British metalcore band, Bring Me the Horizon, has made quite a progression in their sound and popularity since they formed in 2004 as a deathcore band. Their older music was breakdown-centric and followed the trends of most metalcore bands at the time, while in Bring Me the Horizon’s new effort, “Sempiternal,” we see them in a new light.
Upon listening to the first song, “Can You Feel My Heart,” listeners will think it is a remix with the sudden electronic vocals being used as an instrument in the grand reverberated intro with synth, guitar, bass and drums coming in, but then you hear vocalist, Oli Sykes, scream that transition into cleanly sung vocals. This immediate change in sound may seem jarring, considering Bring Me the Horizon’s history; however, with their previous album, “There Is A Hell, Believe Me I’ve Seen It,” they hinted at their post-rock and electronic influences, but on “Sempiternal,” they fully embrace an entirely new sound.

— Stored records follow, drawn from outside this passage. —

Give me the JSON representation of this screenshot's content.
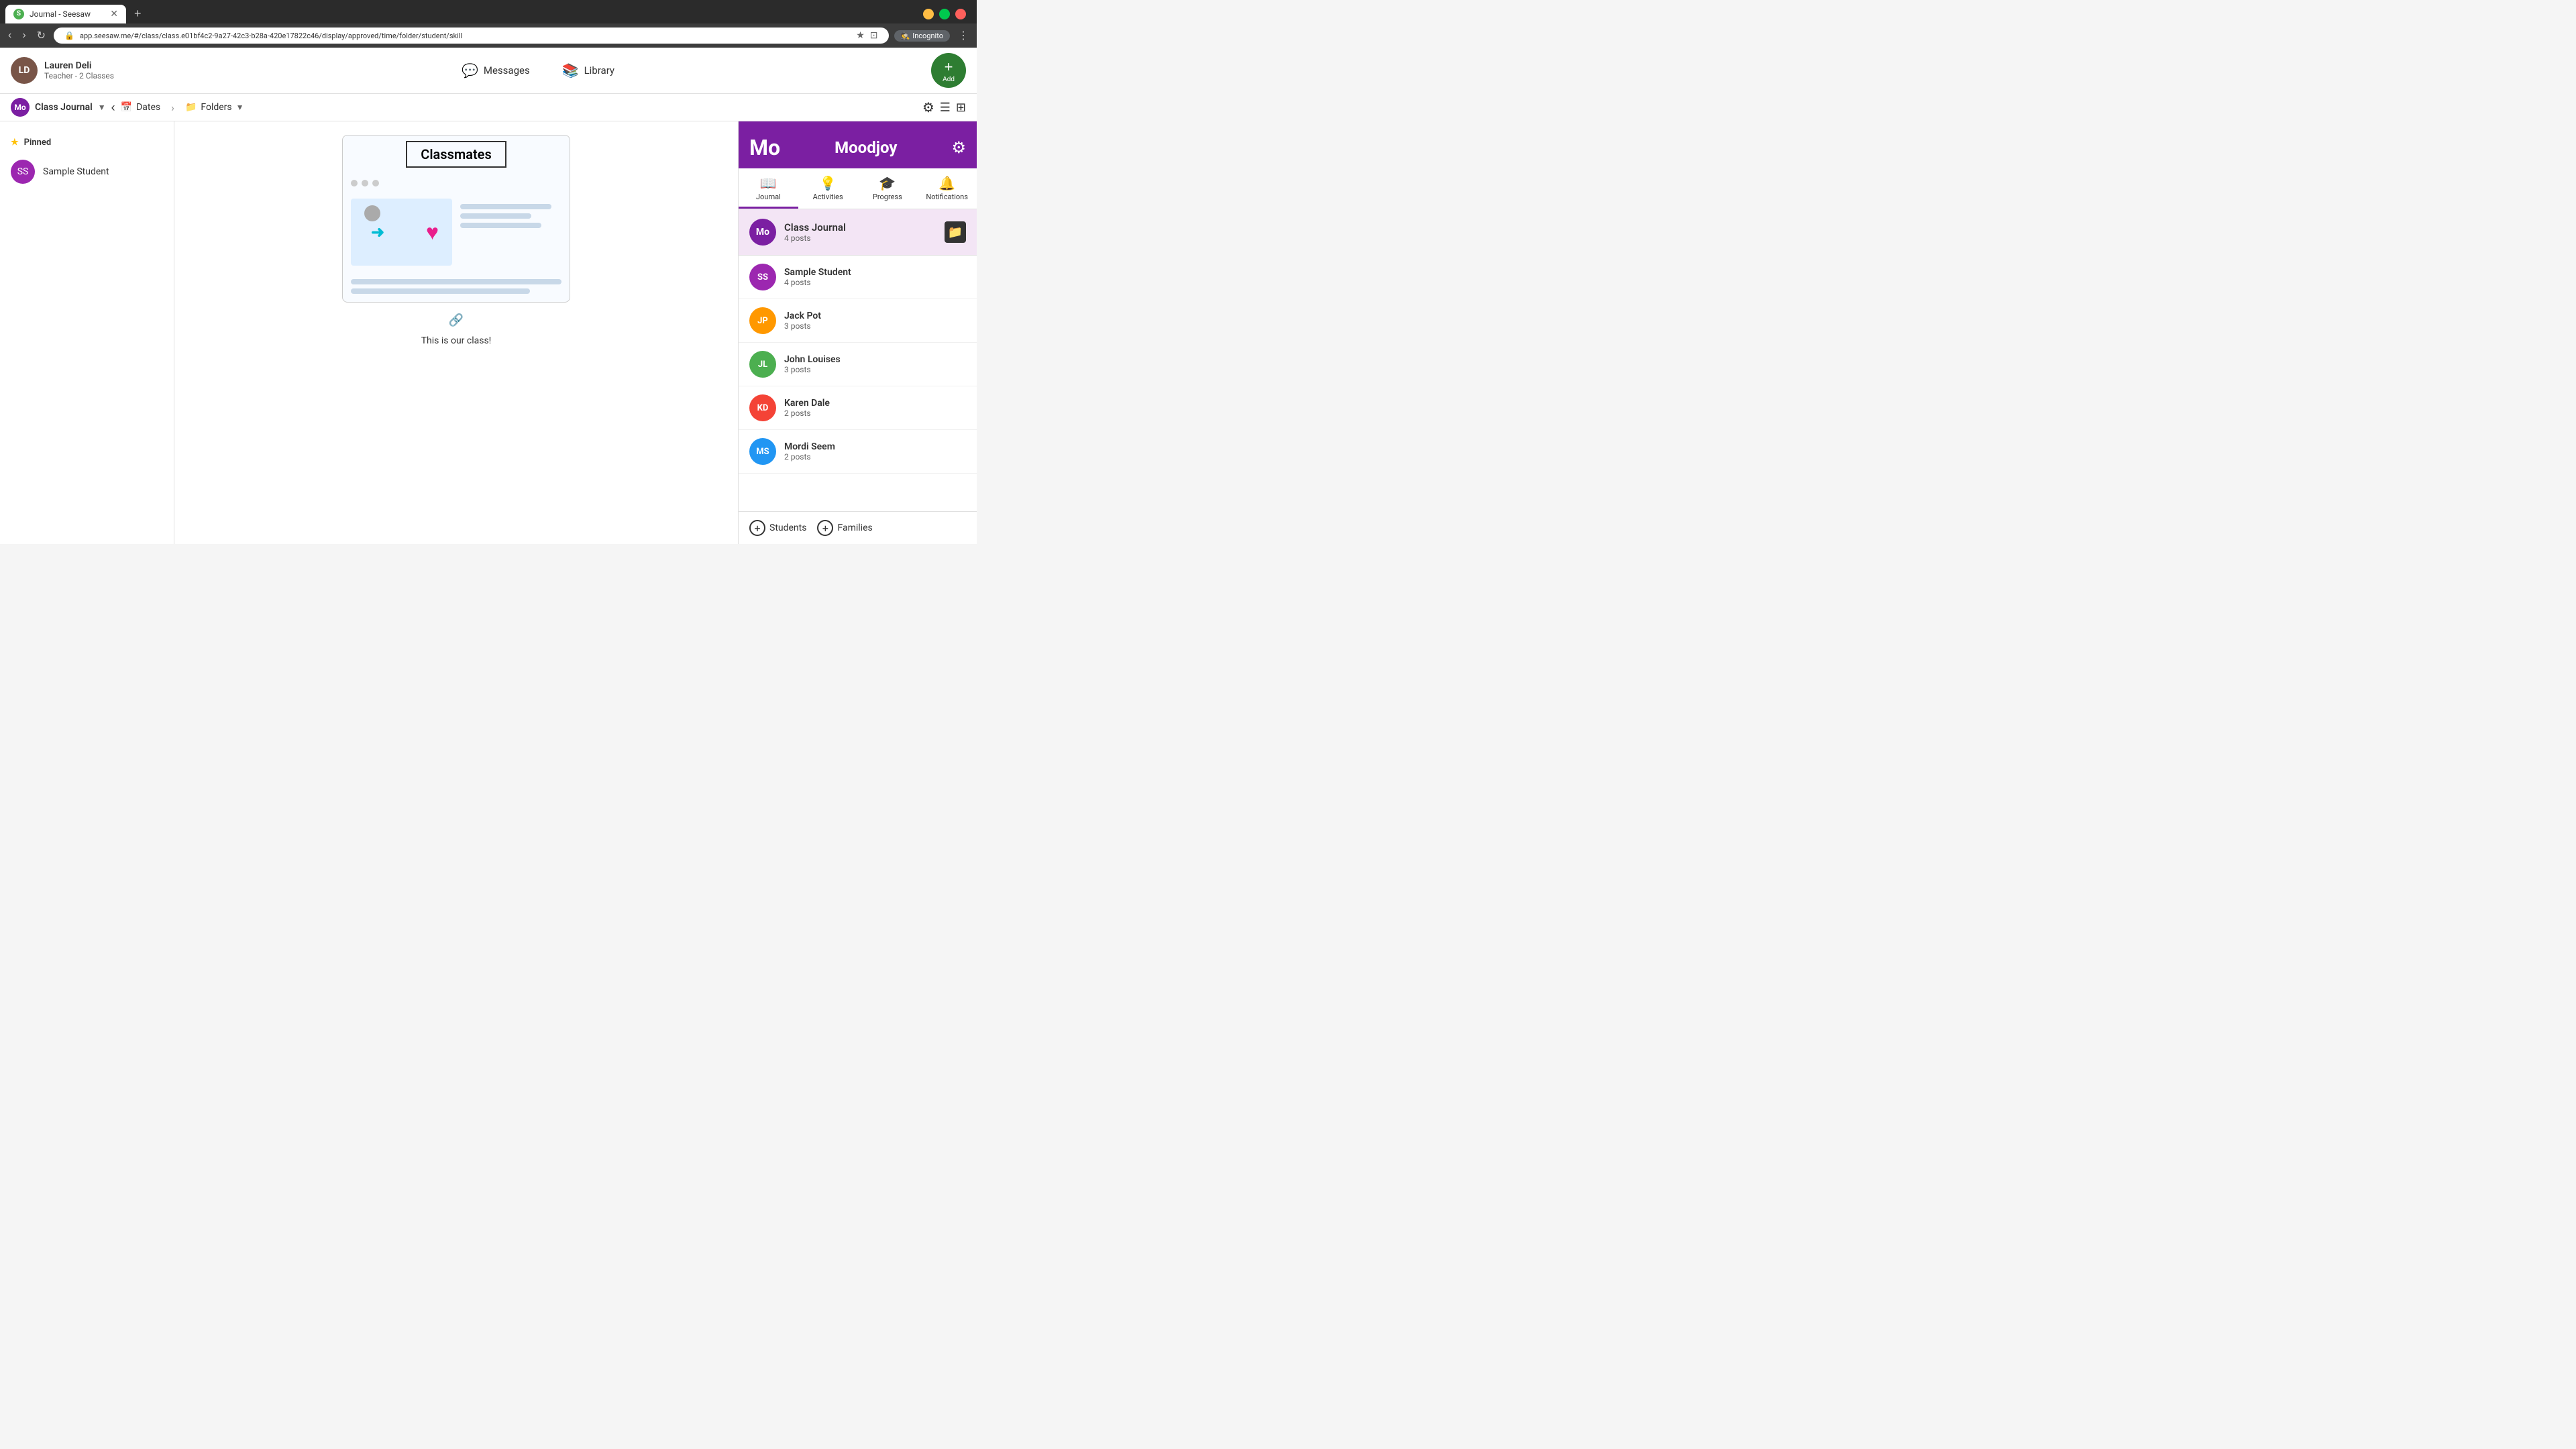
{
  "browser": {
    "tab_title": "Journal - Seesaw",
    "tab_favicon": "S",
    "url": "app.seesaw.me/#/class/class.e01bf4c2-9a27-42c3-b28a-420e17822c46/display/approved/time/folder/student/skill",
    "incognito_label": "Incognito",
    "new_tab_btn": "+"
  },
  "navbar": {
    "user_name": "Lauren Deli",
    "user_role": "Teacher - 2 Classes",
    "user_initials": "LD",
    "messages_label": "Messages",
    "library_label": "Library",
    "add_label": "Add"
  },
  "class_bar": {
    "class_abbr": "Mo",
    "class_name": "Class Journal",
    "dates_label": "Dates",
    "folders_label": "Folders"
  },
  "student_sidebar": {
    "pinned_label": "Pinned",
    "students": [
      {
        "name": "Sample Student",
        "initials": "SS",
        "color": "#9c27b0"
      }
    ]
  },
  "center": {
    "card_title": "Classmates",
    "caption": "This is our class!"
  },
  "right_panel": {
    "mo_label": "Mo",
    "username": "Moodjoy",
    "settings_icon": "⚙",
    "tabs": [
      {
        "id": "journal",
        "label": "Journal",
        "icon": "📖",
        "active": true
      },
      {
        "id": "activities",
        "label": "Activities",
        "icon": "💡",
        "active": false
      },
      {
        "id": "progress",
        "label": "Progress",
        "icon": "🎓",
        "active": false
      },
      {
        "id": "notifications",
        "label": "Notifications",
        "icon": "🔔",
        "active": false
      }
    ],
    "class_journal": {
      "abbr": "Mo",
      "title": "Class Journal",
      "posts": "4 posts"
    },
    "students": [
      {
        "name": "Sample Student",
        "initials": "SS",
        "posts": "4 posts",
        "color": "#9c27b0"
      },
      {
        "name": "Jack Pot",
        "initials": "JP",
        "posts": "3 posts",
        "color": "#ff9800"
      },
      {
        "name": "John Louises",
        "initials": "JL",
        "posts": "3 posts",
        "color": "#4caf50"
      },
      {
        "name": "Karen Dale",
        "initials": "KD",
        "posts": "2 posts",
        "color": "#f44336"
      },
      {
        "name": "Mordi Seem",
        "initials": "MS",
        "posts": "2 posts",
        "color": "#2196f3"
      }
    ],
    "students_btn": "Students",
    "families_btn": "Families"
  }
}
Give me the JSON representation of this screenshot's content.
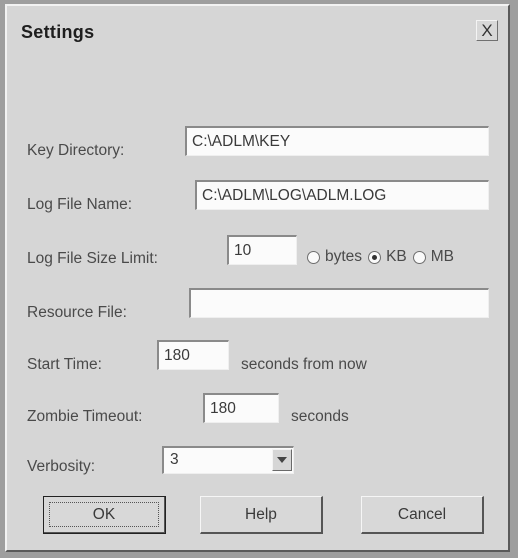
{
  "window": {
    "title": "Settings",
    "close_glyph": "X"
  },
  "fields": {
    "key_directory": {
      "label": "Key Directory:",
      "value": "C:\\ADLM\\KEY"
    },
    "log_file_name": {
      "label": "Log File Name:",
      "value": "C:\\ADLM\\LOG\\ADLM.LOG"
    },
    "log_file_size_limit": {
      "label": "Log File Size Limit:",
      "value": "10",
      "units": [
        {
          "label": "bytes",
          "selected": false
        },
        {
          "label": "KB",
          "selected": true
        },
        {
          "label": "MB",
          "selected": false
        }
      ]
    },
    "resource_file": {
      "label": "Resource File:",
      "value": ""
    },
    "start_time": {
      "label": "Start Time:",
      "value": "180",
      "suffix": "seconds from now"
    },
    "zombie_timeout": {
      "label": "Zombie Timeout:",
      "value": "180",
      "suffix": "seconds"
    },
    "verbosity": {
      "label": "Verbosity:",
      "selected": "3"
    }
  },
  "buttons": {
    "ok": "OK",
    "help": "Help",
    "cancel": "Cancel"
  }
}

Moving on to the album itself, the second song, “The House of Wolves,” allows the listener to become more comfortable after hearing the first song as “The House of Wolves” is closer to the band’s original sound while still maintaining the electronic influence. The guitar work is typical Bring Me the Horizon style during the heavy moments on the album: breakdowns, groovy riffs, chord progressions, and some solos, but once you get to the seventh track, “And the Snakes Start to Sing,” both rhythm and lead guitar work well together in their echoing, clean riffs to create a haunting ambience. This song is the most experimental on the album, as it is dominated by clean vocals and synth.
The electronic effects are a major catalyst in creating Bring Me the Horizon’s new sound; their newest member, Jordan Fish (programmer/keyboardist), and his influence shows throughout the album. The drums and bass are also very competent in the mix, but it is clear, the focus of this album is the guitar work, the electronic effects and Sykes’ vocals. Speaking of which, Sykes has changed his vocal style entirely. On the band’s “Count Your Blessings” album, his vocals were guttural and raw, then for the more recent albums, he utilized his mid-range screams much more.
In “Sempiternal,” Sykes has found the line between singing and screaming, and it makes him sound more passionate than ever. His lyrics have also matured, and the theme of the album seems to be anti-religious, which is evident in songs like “House of Wolves,” with lyrics such as, “And when you die the only kingdom you’ll see is two-foot wide and six feet deep,” and “Crooked Young,” with Sykes screaming, “Believe in no one. Find yourself. The faceless won’t save you. The clouds won’t hear your f***ing prayers.” The production does wonders to help the band find their own sound. The producer of “Sempiternal,” Terry Date, has worked with bands such as Slipknot, Deftones and Limp Bizkit, and this album shows his influence as some of the songs have a very nu-metal feel to them that are similar to the bands he has produced albums for.
While “Sempiternal” has a lot going for it, it is not perfect by any means. The worst song on the album is “Anti-Vist.” Not only is it terrible lyrically and musically, with its abundance of boring breakdowns and thoughtless lyrics like “Middle fingers up if you don’t give a f***,” but it completely ruins the flow of the album toward the end. This song was geared toward older fans, as it is supposedly the heaviest track and the most immaturely written.
Overall, “Sempiternal” is a remarkable step for Bring Me the Horizon. It shows them branching out and experimenting with their sound, making them a black sheep in the herd of generic metalcore. This could be considered Bring Me the Horizon’s magnum opus, but only thus far. “Sempiternal” is only the tip of the iceberg. They can only improve from here on out.